Mussolini avait parfaitement compris l’enjeu idéologique du sport et les pouvoirs de fascination, de fascisation, qu’il exerçait sur une foule dont il forgeait de toutes pièces l’unanimité. Il contraignait ses ministres à se rendre au pas de course à leurs convocations et les faisait sauter à travers des cercles de feu. Aussi n’est-il pas un hasard que le Foro Italico - vaste ensemble gymnique qui comporte plusieurs stades (deux d’entre eux sont désaffectés), une piscine couverte (qui fonctionne encore), l’académie de gymnastique, l’académie d’escrime et bien d’autres bâtiments, dont une cafétéria, toujours ouverte - soit inauguré en grande pompe pour le dixième anniversaire du régime. Le sport devenait un moyen de gouvernement et le stade, lieu abstrait, espace de séquestration des énergies, réapparu dans l’histoire lors de la consolidation du capitalisme industriel au XIXème siècle, devenait l’enceinte privilégiée de ce spectacle hautement politique.
On qualifie aujourd’hui Del Debbio, l’architecte du Foro Italico, de néo-piranésien : est-ce à cause de la complexité syntaxique de son plan d’ensemble, proche, dans l’obliquité de ses axes, de celle qu’avait le Champ de Mars imaginé par Piranèse, ou pour son attachement à l’ambiguïté des frontons brisés sous lesquels il niche des statues ? Le Foro Italico n’est certes pas étranger à la symbolique géométrique que Piranèse aura aimé retrouver dans les architectures étrusques et égyptiennes : la boule solaire que l’on aperçoit de loin, les podiums rectangulaires recouverts d’inscriptions qui bordent l’allée centrale participent de cette iconographie abstraite qui aura inspiré l’architecture parlante des révolutionnaires français au XVIIIème siècle. Mais le spectre de la romanité (sinon de la grécité) n’en est pas moins omniprésent, dans les mosaïques d’abord (dont le positif/négatif qui s’effrite sous le soleil est directement inspiré - jusque dans le profil des figures - des vases grecs de la manière noire), dans les bronzes, aux proportions plus Renaissantes cependant, dont il orne la piscine couverte et l’entrée monumentale du stade ; enfin la statuaire marmoréenne dont il cerne ce stade et dont il truffe ses espaces latéraux constitue sans doute le plus lancinant leitmotiv académique de l’appel à la Méditerranée.

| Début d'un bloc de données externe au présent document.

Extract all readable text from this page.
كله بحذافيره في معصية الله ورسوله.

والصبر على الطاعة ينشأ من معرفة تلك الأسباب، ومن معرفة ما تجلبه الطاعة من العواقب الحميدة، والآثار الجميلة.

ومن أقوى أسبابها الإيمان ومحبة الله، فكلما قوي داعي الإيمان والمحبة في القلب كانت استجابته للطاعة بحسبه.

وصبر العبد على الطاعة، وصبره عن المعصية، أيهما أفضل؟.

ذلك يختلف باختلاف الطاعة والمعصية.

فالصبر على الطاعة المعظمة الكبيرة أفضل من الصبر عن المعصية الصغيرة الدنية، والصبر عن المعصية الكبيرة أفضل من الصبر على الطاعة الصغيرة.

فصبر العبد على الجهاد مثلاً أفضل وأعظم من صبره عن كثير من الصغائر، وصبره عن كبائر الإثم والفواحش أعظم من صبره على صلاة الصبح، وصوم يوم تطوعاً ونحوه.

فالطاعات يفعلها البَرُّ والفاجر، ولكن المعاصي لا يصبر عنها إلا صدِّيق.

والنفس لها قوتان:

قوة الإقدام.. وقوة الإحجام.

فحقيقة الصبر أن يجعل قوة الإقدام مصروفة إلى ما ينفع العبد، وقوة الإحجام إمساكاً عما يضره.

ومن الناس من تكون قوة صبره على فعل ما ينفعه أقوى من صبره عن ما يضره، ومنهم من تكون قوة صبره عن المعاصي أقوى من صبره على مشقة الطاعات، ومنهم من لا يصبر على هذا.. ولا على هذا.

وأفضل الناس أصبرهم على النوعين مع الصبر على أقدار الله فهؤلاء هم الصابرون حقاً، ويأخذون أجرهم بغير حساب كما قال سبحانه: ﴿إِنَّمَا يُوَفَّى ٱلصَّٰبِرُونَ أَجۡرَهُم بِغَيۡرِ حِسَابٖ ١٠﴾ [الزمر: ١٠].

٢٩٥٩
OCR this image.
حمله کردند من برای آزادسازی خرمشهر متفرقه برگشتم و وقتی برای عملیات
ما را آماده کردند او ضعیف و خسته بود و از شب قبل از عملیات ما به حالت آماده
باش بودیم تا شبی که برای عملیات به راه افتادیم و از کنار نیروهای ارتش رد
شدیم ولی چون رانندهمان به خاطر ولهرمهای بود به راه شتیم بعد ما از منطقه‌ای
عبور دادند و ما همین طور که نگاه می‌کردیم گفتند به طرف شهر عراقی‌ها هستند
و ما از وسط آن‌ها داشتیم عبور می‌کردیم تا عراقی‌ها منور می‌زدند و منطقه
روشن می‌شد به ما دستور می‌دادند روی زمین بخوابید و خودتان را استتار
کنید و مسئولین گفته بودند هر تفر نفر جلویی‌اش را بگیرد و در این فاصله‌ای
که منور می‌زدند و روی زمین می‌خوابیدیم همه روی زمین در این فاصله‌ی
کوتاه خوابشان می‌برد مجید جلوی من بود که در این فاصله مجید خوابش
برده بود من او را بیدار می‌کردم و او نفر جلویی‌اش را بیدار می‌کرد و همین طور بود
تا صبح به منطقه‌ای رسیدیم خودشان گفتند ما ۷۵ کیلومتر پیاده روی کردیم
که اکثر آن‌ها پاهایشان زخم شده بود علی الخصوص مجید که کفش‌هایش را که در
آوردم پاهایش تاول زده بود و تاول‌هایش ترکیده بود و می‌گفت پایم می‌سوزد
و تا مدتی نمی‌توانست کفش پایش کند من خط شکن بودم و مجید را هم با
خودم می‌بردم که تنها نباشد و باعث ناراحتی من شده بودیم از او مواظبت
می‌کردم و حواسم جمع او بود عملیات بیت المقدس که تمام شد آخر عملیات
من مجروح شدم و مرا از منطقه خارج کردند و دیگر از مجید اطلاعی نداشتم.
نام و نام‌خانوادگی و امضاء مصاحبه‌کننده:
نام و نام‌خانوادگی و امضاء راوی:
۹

La guirlande de statues anonymes imaginée par Del Debbio (les noms des sculpteurs sont oubliés aujourd’hui) reconduisait à son échelle l’olympisme antique : sur le socle de chaque colosse le nom d’une ville est gravé. Participant de la redondance sémiologique du fascisme (la pléthore des signes, l’accumulation emphatique des symboles restent caractéristiques des pouvoirs totalitaires), elle ne propose cependant qu’une iconographie bâtarde, aujourd’hui mutique, et dont le sens échappait sans doute à l’époque : l’athlète au sous-vêtement de marbre (noter le détail méticuleux de la ceinture), serviette sur les épaules, est-il un maître nageur ou un boxeur ? Le représentant d’Aoste un pêcheur sous-marin ; et l’accessoire de tel autre une cape de toréador ? La colossalité des statues ‘elles mesurent plus de trois mètres de haut) est la seule garantie de leur fonction symbolique. Leur gestique est d’ailleurs très pauvre, malgré les apparences (leur nombre et la différenciation des proses de vue accentue dans ce livre leur diversité) : du salut fasciste à la présentation ostentatoire de l’accessoire d’un sport particulier, les bras de ces corps sont gelés dans un nombre restreint d’attitudes académiques dont il serait aisé de reconstituer le répertoire, à partir du grand catalogue de postures (membra disjecta) que fournit le corpus de l’antiquité classique. Les proportions elles-mêmes sont assez communes et le malabar issu des prospectus de faméliques instituts de culture physique a la préférence sur l’éphèbe langoureux ou sur le doux songeur (hors stade cependant un enfant solitaire exhibe sa mélancolie. Sou la ceinture, les poses sont cependant moins banales : le déhanché provocateur, parfois souligné d’une culotte suggestive fait place à la marche, au farniente voyou (jambes de ballerine) ou au triomphalisme claironnant.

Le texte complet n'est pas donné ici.